Published in final edited form as: Cell Metab. 2018 Apr 3;27(4):854–868.e8. doi: 10.1016/j.cmet.2018.03.012

Figure 7. Animals implanted with Corticosterone (Cort) pellets that caused sustained, flattened elevations in Cort showed significant increases in adipose tissue mass compared to animals with normal circadian Cort osillations.

Figure 7

(A) Schematic of expected flattening (blue curve) of glucocorticoid oscillations in animals with Cort pellet implantation.

(B) Timecourse of average Cort levels in mice implanted with Cort pellets compared to mice implanted with Sham pellets. N=3, mean +/− s.e.m.

(C) Timecourses showing weight of mice implanted with Cort pellets compared to mice implanted with Sham pellets. N=6, mean +/− s.e.m. Unpaired t-test (Sham pellet vs. Cort pellet): * p < 0.05, ** p < 0.01. Chow intake during the 26 days per mouse was 73.9 and 70.9 grams for Sham-pellet and Cort-pellet mice, respectively (see Table S7).

(D) Schematic of daily injection protocol to selectively increase peak amplitudes of Cort in animals.

(E) Peak amplitudes of Cort are greater than 40-fold higher for mice injected daily with Cort compared to mice Sham-injected daily with phosphate buffer solution (PBS). N=3, mean +/− s.e.m.

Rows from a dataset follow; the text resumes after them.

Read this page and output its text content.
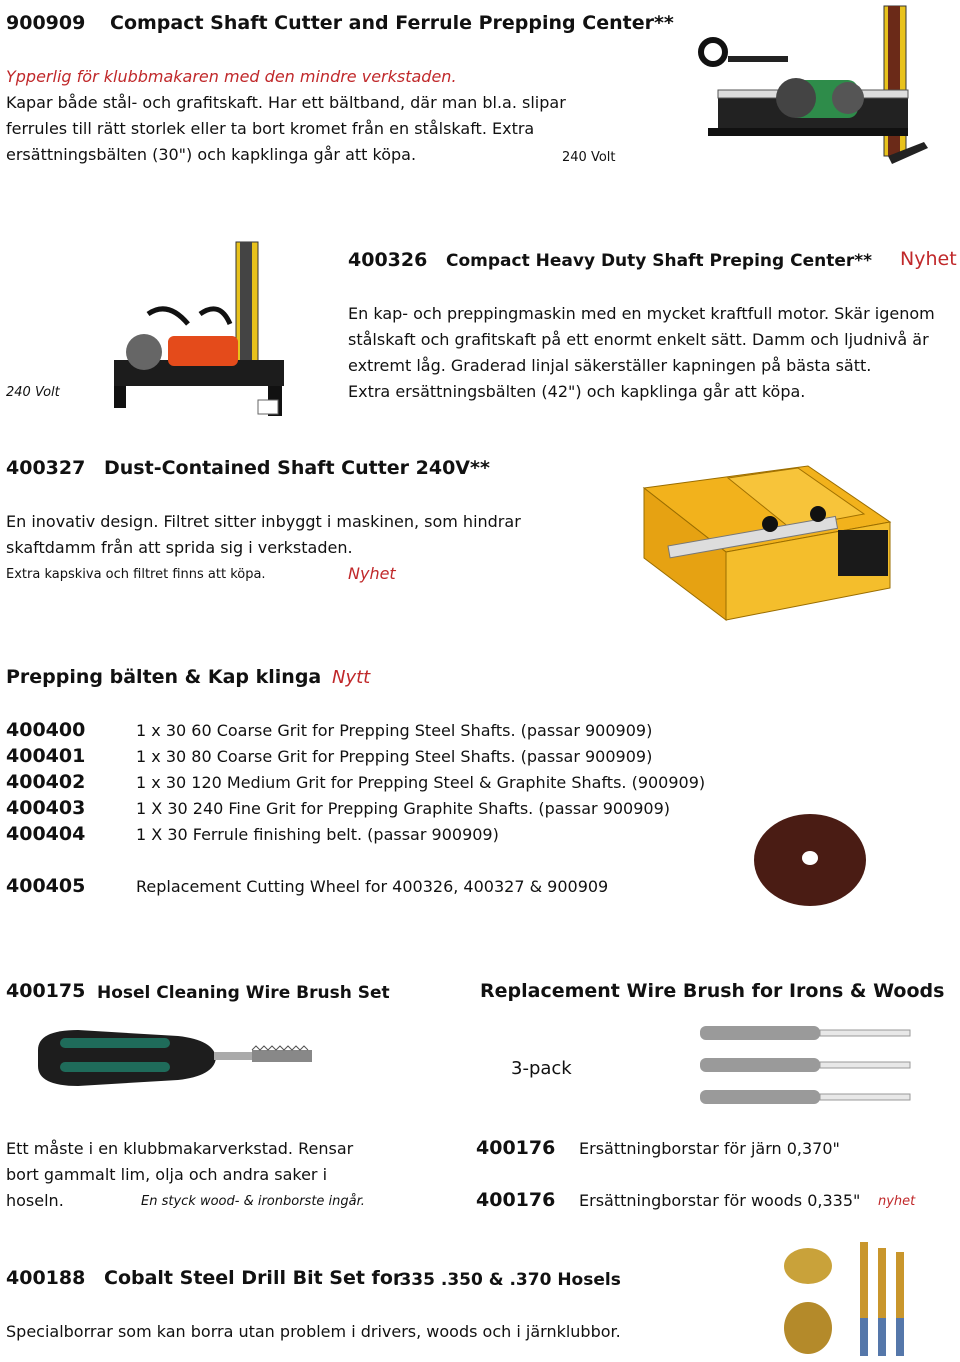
900909 Compact Shaft Cutter and Ferrule Prepping Center**
Ypperlig för klubbmakaren med den mindre verkstaden.
Kapar både stål- och grafitskaft. Har ett bältband, där man bl.a. slipar
ferrules till rätt storlek eller ta bort kromet från en stålskaft. Extra
ersättningsbälten (30") och kapklinga går att köpa.	240 Volt
240 Volt
400326 Compact Heavy Duty Shaft Preping Center** Nyhet
En kap- och preppingmaskin med en mycket kraftfull motor. Skär igenom
stålskaft och grafitskaft på ett enormt enkelt sätt. Damm och ljudnivå är
extremt låg. Graderad linjal säkerställer kapningen på bästa sätt.
Extra ersättningsbälten (42") och kapklinga går att köpa.
400327 Dust-Contained Shaft Cutter 240V**
En inovativ design. Filtret sitter inbyggt i maskinen, som hindrar
skaftdamm från att sprida sig i verkstaden.
Extra kapskiva och filtret finns att köpa.	Nyhet
Prepping bälten & Kap klinga Nytt
400400	1 x 30 60 Coarse Grit for Prepping Steel Shafts. (passar 900909)
400401	1 x 30 80 Coarse Grit for Prepping Steel Shafts. (passar 900909)
400402	1 x 30 120 Medium Grit for Prepping Steel & Graphite Shafts. (900909)
400403	1 X 30 240 Fine Grit for Prepping Graphite Shafts. (passar 900909)
400404	1 X 30 Ferrule finishing belt. (passar 900909)
400405	Replacement Cutting Wheel for 400326, 400327 & 900909
400175 Hosel Cleaning Wire Brush Set
Ett måste i en klubbmakarverkstad. Rensar
bort gammalt lim, olja och andra saker i
hoseln.	En styck wood- & ironborste ingår.
Replacement Wire Brush for Irons & Woods
3-pack
400176 Ersättningborstar för järn 0,370"
400176 Ersättningborstar för woods 0,335" nyhet
400188 Cobalt Steel Drill Bit Set for
.335 .350 & .370 Hosels
Specialborrar som kan borra utan problem i drivers, woods och i järnklubbor.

(F) Timecourses showing weight of mice injected daily with Cort compared to Sham-injected daily with PBS. N=6, mean +/− s.e.m. Chow intake during the 26 days per mouse was 68.2 and 74.0 grams for PBS-injected and Cort-injected mice, respectively (see Table S7).

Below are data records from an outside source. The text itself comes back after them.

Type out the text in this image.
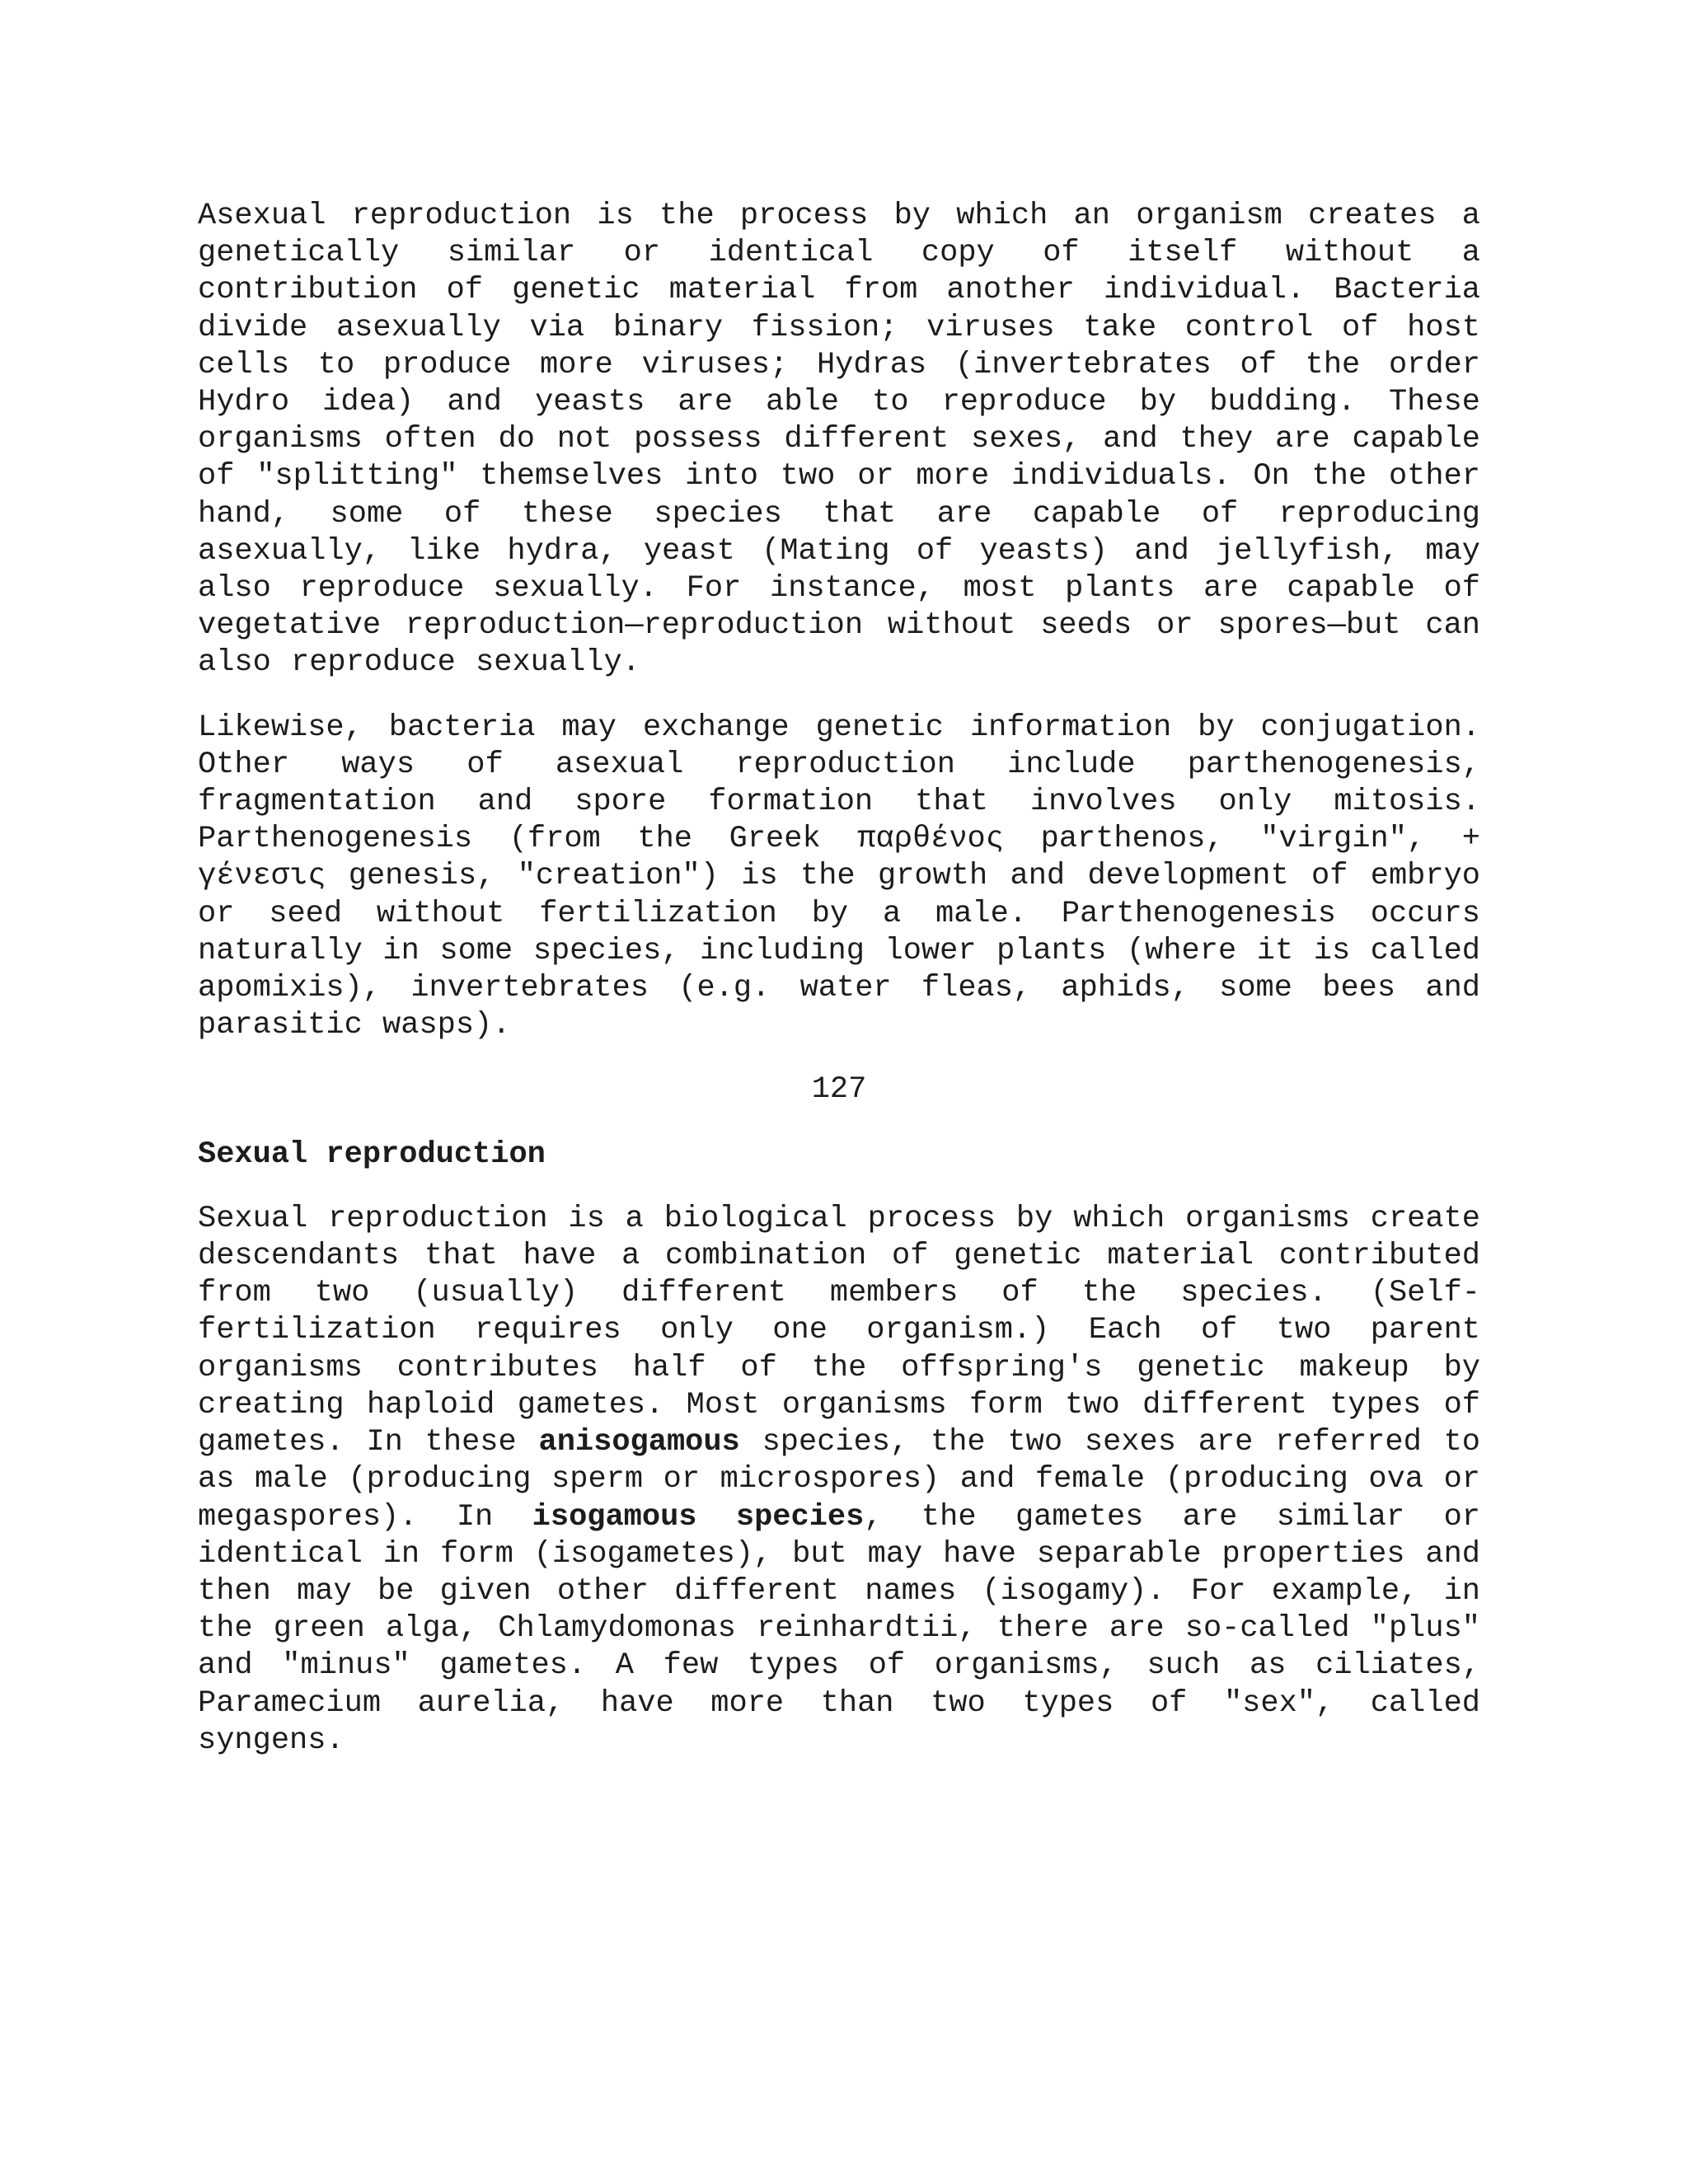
Asexual reproduction is the process by which an organism creates a genetically similar or identical copy of itself without a contribution of genetic material from another individual. Bacteria divide asexually via binary fission; viruses take control of host cells to produce more viruses; Hydras (invertebrates of the order Hydro idea) and yeasts are able to reproduce by budding. These organisms often do not possess different sexes, and they are capable of "splitting" themselves into two or more individuals. On the other hand, some of these species that are capable of reproducing asexually, like hydra, yeast (Mating of yeasts) and jellyfish, may also reproduce sexually. For instance, most plants are capable of vegetative reproduction—reproduction without seeds or spores—but can also reproduce sexually.

Likewise, bacteria may exchange genetic information by conjugation. Other ways of asexual reproduction include parthenogenesis, fragmentation and spore formation that involves only mitosis. Parthenogenesis (from the Greek παρθένος parthenos, "virgin", + γένεσις genesis, "creation") is the growth and development of embryo or seed without fertilization by a male. Parthenogenesis occurs naturally in some species, including lower plants (where it is called apomixis), invertebrates (e.g. water fleas, aphids, some bees and parasitic wasps).

127
Sexual reproduction

Sexual reproduction is a biological process by which organisms create descendants that have a combination of genetic material contributed from two (usually) different members of the species. (Self-fertilization requires only one organism.) Each of two parent organisms contributes half of the offspring's genetic makeup by creating haploid gametes. Most organisms form two different types of gametes. In these anisogamous species, the two sexes are referred to as male (producing sperm or microspores) and female (producing ova or megaspores). In isogamous species, the gametes are similar or identical in form (isogametes), but may have separable properties and then may be given other different names (isogamy). For example, in the green alga, Chlamydomonas reinhardtii, there are so-called "plus" and "minus" gametes. A few types of organisms, such as ciliates, Paramecium aurelia, have more than two types of "sex", called syngens.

(G and H) The weights of both the Epididymal (visceral) and Inguinal (subcutaneous) fat depots were significantly increased for the Cort pellet group but not for the other 3 groups of mice. N=6, mean +/− s.d. Unpaired t-test: * p < 0.05, ** p < 0.01, *** p < 0.001.

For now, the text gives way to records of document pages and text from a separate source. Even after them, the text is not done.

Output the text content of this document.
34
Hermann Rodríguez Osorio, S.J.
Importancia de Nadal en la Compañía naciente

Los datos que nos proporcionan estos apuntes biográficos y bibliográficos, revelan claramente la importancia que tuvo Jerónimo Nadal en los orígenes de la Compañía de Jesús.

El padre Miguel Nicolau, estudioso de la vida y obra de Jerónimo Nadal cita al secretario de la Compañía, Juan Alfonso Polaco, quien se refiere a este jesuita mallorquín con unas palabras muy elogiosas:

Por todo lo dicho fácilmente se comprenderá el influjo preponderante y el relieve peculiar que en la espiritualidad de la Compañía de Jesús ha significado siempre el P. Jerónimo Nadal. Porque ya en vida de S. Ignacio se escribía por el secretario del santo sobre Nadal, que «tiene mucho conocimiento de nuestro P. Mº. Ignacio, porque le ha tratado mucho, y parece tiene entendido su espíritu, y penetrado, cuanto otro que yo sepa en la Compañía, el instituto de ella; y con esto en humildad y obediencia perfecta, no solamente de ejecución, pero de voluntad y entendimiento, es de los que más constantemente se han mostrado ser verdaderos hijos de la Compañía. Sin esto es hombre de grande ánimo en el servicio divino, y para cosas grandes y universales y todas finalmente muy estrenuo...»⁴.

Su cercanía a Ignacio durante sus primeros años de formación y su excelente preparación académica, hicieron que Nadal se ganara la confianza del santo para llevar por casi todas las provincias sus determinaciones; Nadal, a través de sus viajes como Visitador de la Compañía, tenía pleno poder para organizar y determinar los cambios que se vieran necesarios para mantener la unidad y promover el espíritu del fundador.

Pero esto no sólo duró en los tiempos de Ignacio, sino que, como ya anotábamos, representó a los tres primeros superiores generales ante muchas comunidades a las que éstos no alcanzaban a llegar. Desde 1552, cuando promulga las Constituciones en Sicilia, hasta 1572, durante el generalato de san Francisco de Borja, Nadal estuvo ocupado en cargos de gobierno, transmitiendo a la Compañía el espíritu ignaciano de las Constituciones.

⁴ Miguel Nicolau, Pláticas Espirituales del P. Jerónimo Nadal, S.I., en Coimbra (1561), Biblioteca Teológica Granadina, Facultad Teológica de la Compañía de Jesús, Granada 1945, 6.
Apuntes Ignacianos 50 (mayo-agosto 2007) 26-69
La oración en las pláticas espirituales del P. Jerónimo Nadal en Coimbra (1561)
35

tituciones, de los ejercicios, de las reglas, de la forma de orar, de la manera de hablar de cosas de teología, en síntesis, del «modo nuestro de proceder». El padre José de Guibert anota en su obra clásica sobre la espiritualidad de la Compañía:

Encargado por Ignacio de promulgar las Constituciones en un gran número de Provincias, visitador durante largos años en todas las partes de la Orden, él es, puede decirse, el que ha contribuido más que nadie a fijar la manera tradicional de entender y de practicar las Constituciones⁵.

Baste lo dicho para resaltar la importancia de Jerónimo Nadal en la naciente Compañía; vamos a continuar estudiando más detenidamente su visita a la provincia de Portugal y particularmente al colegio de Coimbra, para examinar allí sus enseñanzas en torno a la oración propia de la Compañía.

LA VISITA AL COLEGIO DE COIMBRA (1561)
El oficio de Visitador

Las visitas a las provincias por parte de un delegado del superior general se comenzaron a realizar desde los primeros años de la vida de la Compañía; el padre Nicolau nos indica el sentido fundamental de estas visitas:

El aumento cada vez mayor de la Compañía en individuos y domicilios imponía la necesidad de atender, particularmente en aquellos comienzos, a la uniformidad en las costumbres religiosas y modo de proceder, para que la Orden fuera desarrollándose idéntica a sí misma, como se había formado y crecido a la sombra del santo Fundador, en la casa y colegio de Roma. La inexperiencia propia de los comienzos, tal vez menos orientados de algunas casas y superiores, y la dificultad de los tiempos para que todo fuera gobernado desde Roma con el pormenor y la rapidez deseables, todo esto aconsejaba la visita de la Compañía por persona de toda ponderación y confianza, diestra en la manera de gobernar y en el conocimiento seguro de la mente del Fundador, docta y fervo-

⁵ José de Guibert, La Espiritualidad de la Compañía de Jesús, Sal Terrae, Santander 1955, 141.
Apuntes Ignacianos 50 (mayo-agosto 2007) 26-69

(I) A custom cell contour image analysis program written in MATLAB was used to automatically measure adipocyte size from H & E stained fat tissue slices. Left, example of original H & E image. Right, segmented image showing identified adipocytes in green. Cells touching borders or not meeting shape criteria were excluded.

(J–K) Barplots of the average cell volume (J) and number of cells (K) in the Epididymal and Inguinal adipose fat depots in mice treated with Sham or Cort pellets for 21 days. The number of cells were derived by dividing total fat depot weight by the average cell volume. Each bar represents ~10,000 adipocytes analyzed from 90 images per condition (6 mice with either implanted Sham or Cort pellets × 3 tissue sections per mouse of either Epididymal or Inguinal fat × 5 images per section). Error bars show s.e.m. based on 90 images.